Beyoncé’s L’Oreal print ad (shown to the right, in which she appears totally whitewashed) has been sparking discussion all over the blogosphere. I was reading some thoughts presented by one of my daily reads, The Black Snob, and came across a comment to her post that went something like this:
This really got me to thinking. Does the commenter have a point? Is Beyoncé a good role model? Why do we all seem to care so much about her complexion?
I had to travel back in time to find my answers to these questions. Back to when I was about 10. Even though my mom wore her hair natural, I seriously believed that light skin and straight hair were the norm.
Why? Well, ever notice that there are virtually no ads on TV or in mainstream fashion magazines for Black beauty products?
Truth be told, advertising lied to me on a daily basis. Ads for hair dyes, foundations, lip sticks – all of it. I’d watch a Pantene TV spot and then save up my allowance for a bottle shampoo because I thought it’d make my thick curly hair flow in the wind.
Notice, you'll never find a disclaimer on a Pantene ad that says, "Our advanced Pro-V Formula will not work for Black hair.
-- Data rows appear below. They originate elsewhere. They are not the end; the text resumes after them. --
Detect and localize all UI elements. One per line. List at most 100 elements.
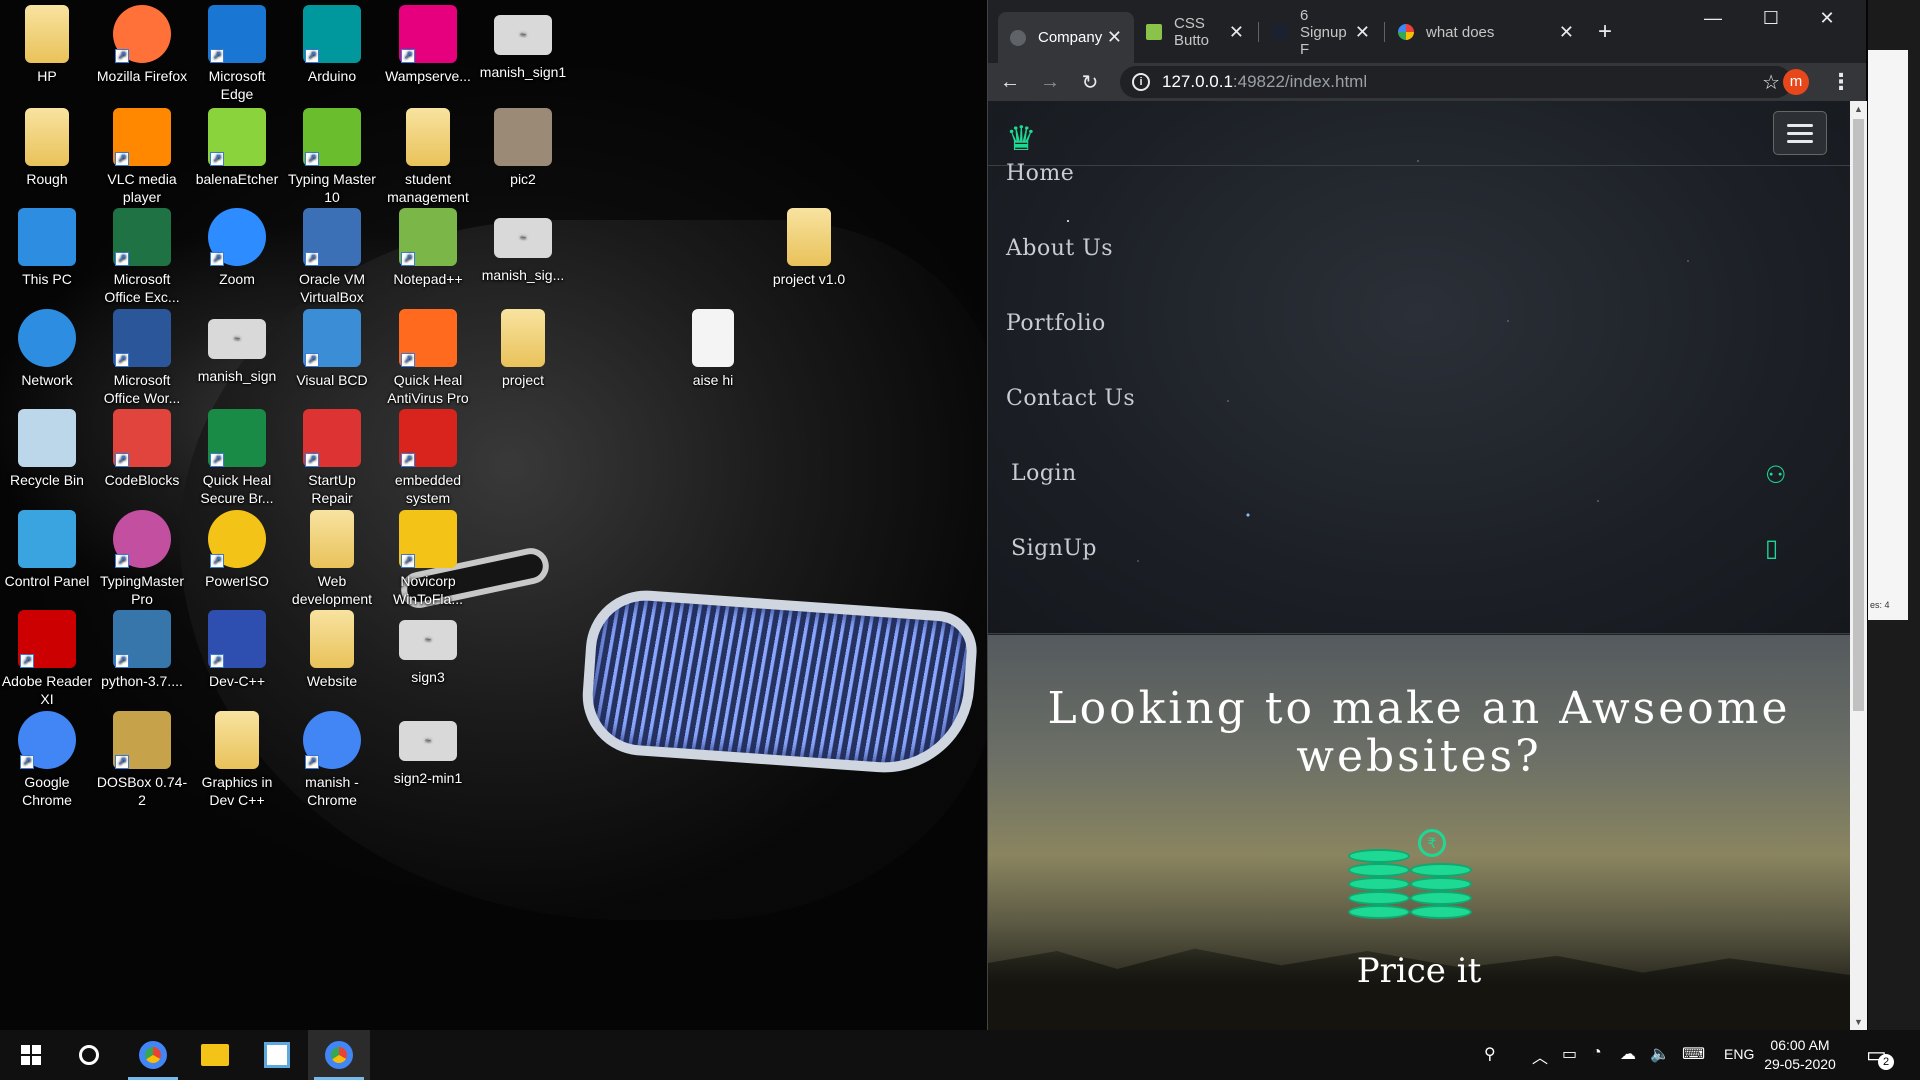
language-indicator[interactable]: ENG	[1724, 1046, 1754, 1062]
desktop-icon[interactable]: ↗ PowerISO	[191, 510, 283, 590]
background-window-edge[interactable]: es: 4	[1868, 0, 1920, 1030]
address-bar[interactable]: i 127.0.0.1:49822/index.html ☆	[1120, 66, 1792, 98]
close-icon[interactable]: ✕	[1229, 22, 1244, 43]
desktop-icon[interactable]: Website	[286, 610, 378, 690]
codeblocks-icon: ↗	[113, 409, 171, 467]
desktop-icon[interactable]: ↗ Microsoft Edge	[191, 5, 283, 103]
tab-what-does[interactable]: what does ✕	[1386, 12, 1586, 52]
desktop-icon[interactable]: pic2	[477, 108, 569, 188]
desktop-icon[interactable]: ↗ Zoom	[191, 208, 283, 288]
tab-css-buttons[interactable]: CSS Butto ✕	[1134, 12, 1256, 52]
forward-button[interactable]: →	[1030, 71, 1070, 94]
close-icon[interactable]: ✕	[1559, 22, 1574, 43]
bookmark-star-icon[interactable]: ☆	[1762, 70, 1780, 95]
taskbar-chrome[interactable]	[308, 1030, 370, 1080]
desktop-icon[interactable]: Recycle Bin	[1, 409, 93, 489]
desktop-icon[interactable]: Rough	[1, 108, 93, 188]
battery-icon[interactable]: ▭	[1562, 1044, 1577, 1064]
desktop-icon[interactable]: ~ manish_sign	[191, 309, 283, 385]
user-lock-icon[interactable]: ⚇	[1765, 461, 1787, 490]
desktop-icon[interactable]: ~ sign3	[382, 610, 474, 686]
desktop-icon[interactable]: Web development	[286, 510, 378, 608]
desktop-icon[interactable]: ↗ Arduino	[286, 5, 378, 85]
nav-link-portfolio[interactable]: Portfolio	[1006, 311, 1106, 336]
desktop-icon[interactable]: ~ manish_sign1	[477, 5, 569, 81]
desktop-icon[interactable]: ↗ Visual BCD	[286, 309, 378, 389]
taskbar-file-explorer[interactable]	[184, 1030, 246, 1080]
desktop-icon[interactable]: ~ manish_sig...	[477, 208, 569, 284]
desktop-icon[interactable]: ↗ Typing Master 10	[286, 108, 378, 206]
nav-link-signup[interactable]: SignUp	[1011, 536, 1097, 561]
tab-company[interactable]: Company ✕	[998, 12, 1134, 63]
cortana-search-button[interactable]	[58, 1030, 120, 1080]
close-icon[interactable]: ✕	[1107, 27, 1122, 48]
scrollbar-thumb[interactable]	[1853, 119, 1864, 711]
desktop-icon[interactable]: Graphics in Dev C++	[191, 711, 283, 809]
desktop-icon[interactable]: ↗ Oracle VM VirtualBox	[286, 208, 378, 306]
show-hidden-icons-chevron-icon[interactable]: ︿	[1532, 1044, 1548, 1068]
navbar-toggle-button[interactable]	[1773, 111, 1827, 155]
desktop-icon[interactable]: ↗ CodeBlocks	[96, 409, 188, 489]
back-button[interactable]: ←	[990, 71, 1030, 94]
desktop-icon[interactable]: ↗ Microsoft Office Wor...	[96, 309, 188, 407]
touch-keyboard-icon[interactable]: ⌨	[1682, 1044, 1705, 1064]
new-tab-button[interactable]: +	[1598, 18, 1612, 46]
mobile-signup-icon[interactable]: ▯	[1765, 534, 1778, 563]
desktop-icon[interactable]: HP	[1, 5, 93, 85]
desktop-icon[interactable]: ↗ VLC media player	[96, 108, 188, 206]
chrome-menu-button[interactable]: ⋮	[1830, 69, 1852, 95]
close-window-button[interactable]: ✕	[1804, 8, 1850, 29]
desktop-icon[interactable]: ↗ manish - Chrome	[286, 711, 378, 809]
desktop-icon[interactable]: Network	[1, 309, 93, 389]
desktop-icon[interactable]: ↗ Dev-C++	[191, 610, 283, 690]
crown-logo-icon[interactable]: ♛	[1006, 119, 1036, 159]
scroll-down-arrow-icon[interactable]: ▼	[1850, 1017, 1867, 1027]
nav-link-home[interactable]: Home	[1006, 161, 1074, 186]
desktop-icon[interactable]: Control Panel	[1, 510, 93, 590]
desktop-icon[interactable]: ↗ TypingMaster Pro	[96, 510, 188, 608]
nav-link-about[interactable]: About Us	[1006, 236, 1113, 261]
desktop-icon[interactable]: ↗ Wampserve...	[382, 5, 474, 85]
desktop-icon[interactable]: project v1.0	[763, 208, 855, 288]
people-icon[interactable]: ⚲	[1484, 1044, 1496, 1064]
desktop-icon[interactable]: ↗ Quick Heal Secure Br...	[191, 409, 283, 507]
desktop-icon[interactable]: aise hi	[667, 309, 759, 389]
nav-link-login[interactable]: Login	[1011, 461, 1077, 486]
desktop-icon[interactable]: ↗ Notepad++	[382, 208, 474, 288]
minimize-button[interactable]: —	[1690, 8, 1736, 29]
desktop-icon[interactable]: ↗ Mozilla Firefox	[96, 5, 188, 85]
desktop-icon[interactable]: ↗ embedded system	[382, 409, 474, 507]
desktop-icon[interactable]: ↗ StartUp Repair	[286, 409, 378, 507]
desktop-icon[interactable]: project	[477, 309, 569, 389]
system-clock[interactable]: 06:00 AM 29-05-2020	[1760, 1036, 1840, 1074]
scroll-up-arrow-icon[interactable]: ▲	[1850, 104, 1867, 114]
desktop-icon[interactable]: This PC	[1, 208, 93, 288]
tab-signup[interactable]: 6 Signup F ✕	[1260, 7, 1382, 58]
page-scrollbar[interactable]: ▲ ▼	[1850, 101, 1867, 1030]
desktop-icon[interactable]: ↗ Quick Heal AntiVirus Pro	[382, 309, 474, 407]
close-icon[interactable]: ✕	[1355, 22, 1370, 43]
chrome-profile-icon	[139, 1041, 167, 1069]
desktop-icon[interactable]: ↗ python-3.7....	[96, 610, 188, 690]
desktop-icon[interactable]: student management	[382, 108, 474, 206]
action-center-button[interactable]: ▭ 2	[1866, 1042, 1894, 1070]
start-button[interactable]	[0, 1030, 62, 1080]
desktop-icon-label: Recycle Bin	[10, 472, 84, 488]
profile-avatar[interactable]: m	[1783, 69, 1809, 95]
taskbar-app[interactable]	[246, 1030, 308, 1080]
onedrive-cloud-icon[interactable]: ☁	[1620, 1044, 1636, 1064]
desktop-icon[interactable]: ~ sign2-min1	[382, 711, 474, 787]
desktop-icon[interactable]: ↗ Microsoft Office Exc...	[96, 208, 188, 306]
site-info-icon[interactable]: i	[1132, 73, 1150, 91]
nav-link-contact[interactable]: Contact Us	[1006, 386, 1135, 411]
reload-button[interactable]: ↻	[1070, 70, 1110, 95]
maximize-button[interactable]: ☐	[1748, 8, 1794, 29]
wifi-icon[interactable]: ◔	[1592, 1044, 1602, 1062]
volume-icon[interactable]: 🔈	[1650, 1044, 1670, 1064]
desktop-icon[interactable]: ↗ Google Chrome	[1, 711, 93, 809]
desktop-icon[interactable]: ↗ DOSBox 0.74-2	[96, 711, 188, 809]
taskbar-chrome-profile[interactable]	[122, 1030, 184, 1080]
desktop-icon[interactable]: ↗ Adobe Reader XI	[1, 610, 93, 708]
desktop-icon[interactable]: ↗ Novicorp WinToFla...	[382, 510, 474, 608]
desktop-icon[interactable]: ↗ balenaEtcher	[191, 108, 283, 188]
No matter how many times you use it." After many failed attempts, months of savings spent and a few tears shed, I realized that Pantene would never do for me what it claimed it could do for everyone.
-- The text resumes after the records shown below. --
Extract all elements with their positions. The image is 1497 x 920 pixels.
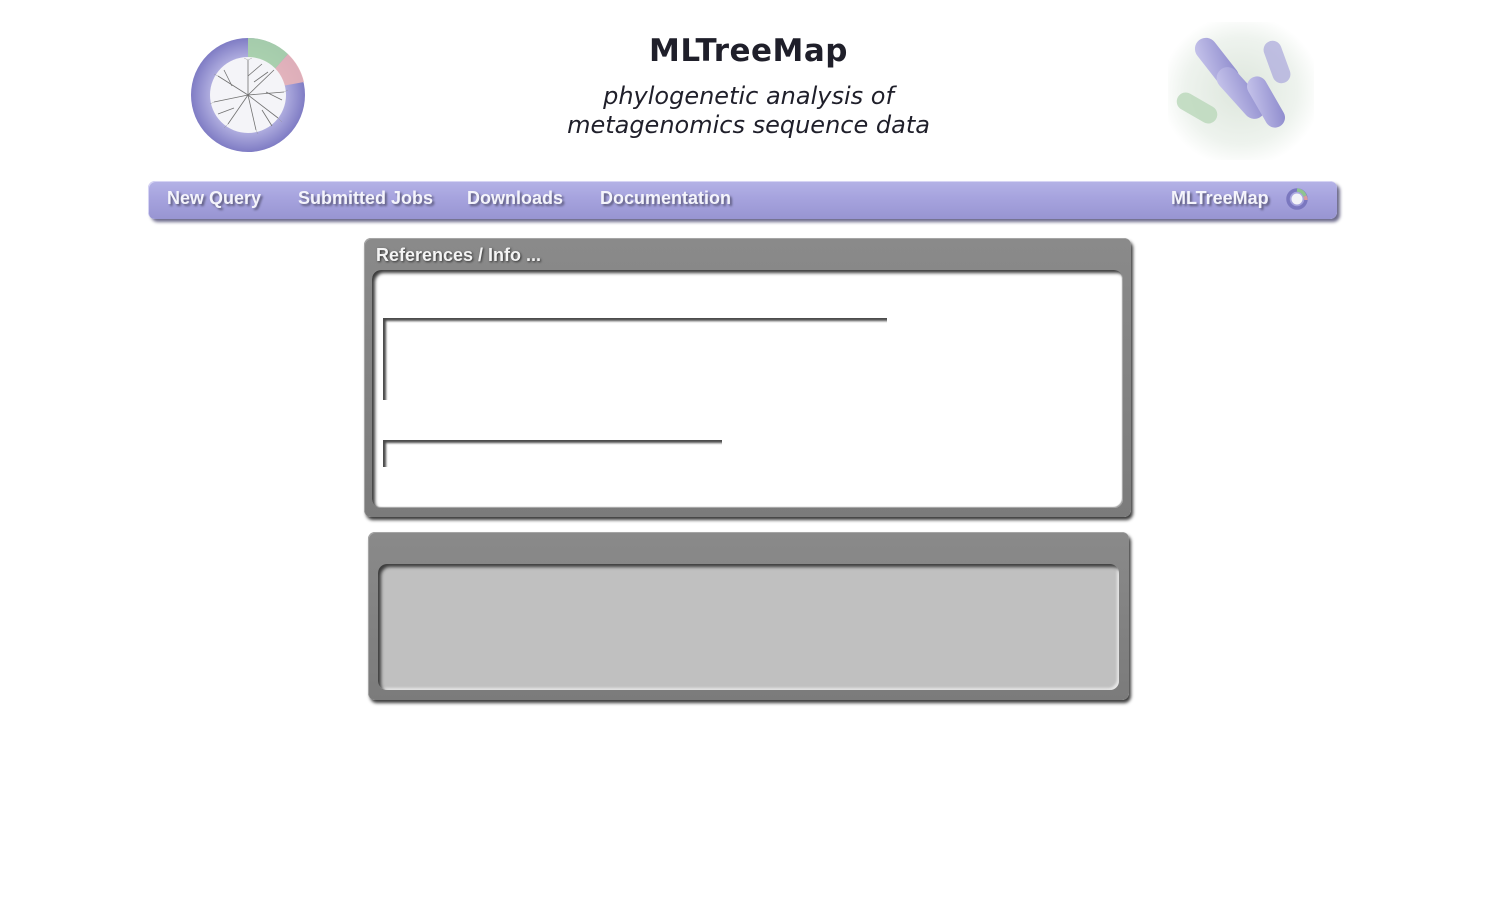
nav-submitted-jobs[interactable]: Submitted Jobs <box>298 188 433 209</box>
nav-downloads[interactable]: Downloads <box>467 188 563 209</box>
nav-documentation[interactable]: Documentation <box>600 188 731 209</box>
reference-block-2 <box>383 440 722 467</box>
nav-new-query[interactable]: New Query <box>167 188 261 209</box>
references-panel: References / Info ... <box>364 238 1131 517</box>
secondary-panel-body <box>378 564 1119 690</box>
page: MLTreeMap phylogenetic analysis of metag… <box>0 0 1497 920</box>
circular-tree-icon[interactable] <box>1286 188 1308 210</box>
nav-mltreemap-home[interactable]: MLTreeMap <box>1171 188 1269 209</box>
bacteria-image <box>1168 22 1314 160</box>
main-nav-bar: New Query Submitted Jobs Downloads Docum… <box>148 181 1337 219</box>
reference-block-1 <box>383 318 887 400</box>
references-panel-title: References / Info ... <box>376 245 542 265</box>
references-panel-body <box>372 270 1123 508</box>
secondary-panel <box>368 532 1129 700</box>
So finally, at the age of 11, I got my hair chemically relaxed. When I walked out of the beauty parlor, I had straight hair down to my waist that the wind could carry effortlessly.
I’d never felt such joy.
Now, we see beautiful high-profile Black women taking the Pro-V standard of beauty (the White standard, really) and emulating it. Women like Tyra Banks (shown), sporting fake hair every day. Claiming she’s a “slave to her weave.” Women like Beyoncé, who is becoming lighter and lighter right before our very eyes.
But in reality, they are projecting the ultimate lie. They’re celebrating this phony ideal that little Black girls will try to achieve. That little Black girls have been trying to achieve for years.
And lying does not a good role model make.
Beyoncé's L’Oreal ad? That’s not African-American beauty. That’s someone else’s beauty. I'd like to see a little more of ours.